I novax terrorizzati dal Complotto agiscono sostanzialmente secondo un copione che abbiamo già visto. Quando le cose nei gruppi organizzati vanno male, scattano meccanismi di rimozione e dissociazione.
Ne sa qualcosa Ashli Babbitt, all’inizio della sua avventura eroina dei protestanti QAnon che, quando è morta in seguito alla protesta violenta al Campidoglio è stata accusata di essere una agente provocatrice posta dal governo, rinnegata e distrutta nella memoria.
È la sorte toccata allo “Sciamano di QAnon”, degradato da interprete della volontà di Q a “attore gay e pure comunista”.
Ogni volta che le cose si mettono male, chi viene punito ha sempre torto.
È una forma sostanziale di autotomia: se un arto è malato, l’organismo che vuole sopravvivere se lo amputa brutalmente staccandolo lontano.
Se in determinati gruppi vengono descritte, incitate o addirittura fomentate violenze, se qualcuno si sveglia scoprendo che Polizia, DIGOS e Copasir stanno indagando sulle attività social per Terrorismo e non si prevedono sconti, ecco che la soluzione diventa la più semplice, umana e brutale.

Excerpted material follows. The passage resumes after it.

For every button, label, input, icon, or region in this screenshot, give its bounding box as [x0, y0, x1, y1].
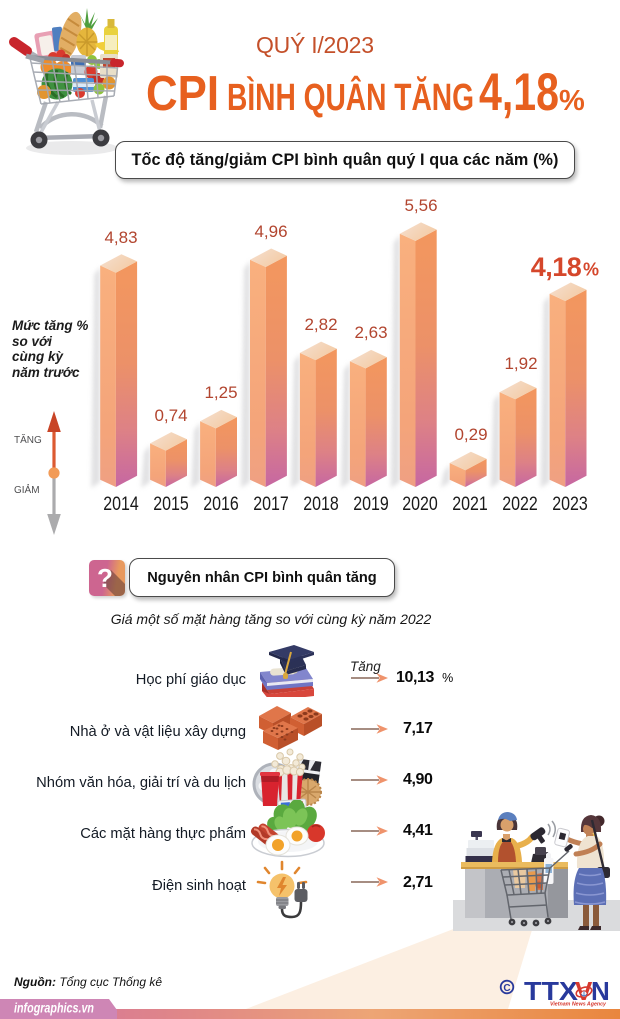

“Peggio per te, meglio per me”. Qualcuno deve essere buttato sotto il camion perché gli altri possano attraversare. E questo è lo psicodramma che si consuma nella galassia social.
La parola chiave è “Autotomia”: perché l’organismo sopravviva, bisogna amputare e mutilare l’organismo stesso.
Così ci arrivano segnalazioni secondo cui:
qualcuno drizza le antenne, strizza gli occhi, dubbioso: e se fosse tutto manipolato? Tutto organizzato dai Servizi segreti? E se lo scopo fosse quello di stanarli, raggrupparli e avere un pretesto per arrestarli?
E l’organismo pronto all’autotomia si ribella, con le diverse membra che combattono per decidere quale sarà amputata per prima
“Questo canale sarà probabilmente gestito dai Servizi segreti, facendo così date una scusa al governo per reprimervi e criminalizzare il dissenso. Ma come si fa a cascarci?”. E ancora: “Non andate, rischiate il carcere e la fine del movimento”. “State sbagliando”, scrive un altro, “Fate il loro gioco, non aspettano altro che farci passare per terroristi. La verità sta venendo a galla e loro avranno altro da raccontare in questo modo. Ci saranno occasioni più intelligenti per dimostrare chi siamo. La rabbia chiama prudenza”.
Insomma, come avevamo preventivato, i gesti violenti compiuti e fomentati ai danni di medici, politici e giornalisti nei giorni passati hanno ferito non lo Stato e la medicina, ma i manifestanti stessi.
Che ora sono posti davanti al dubbio ed all’autotomia.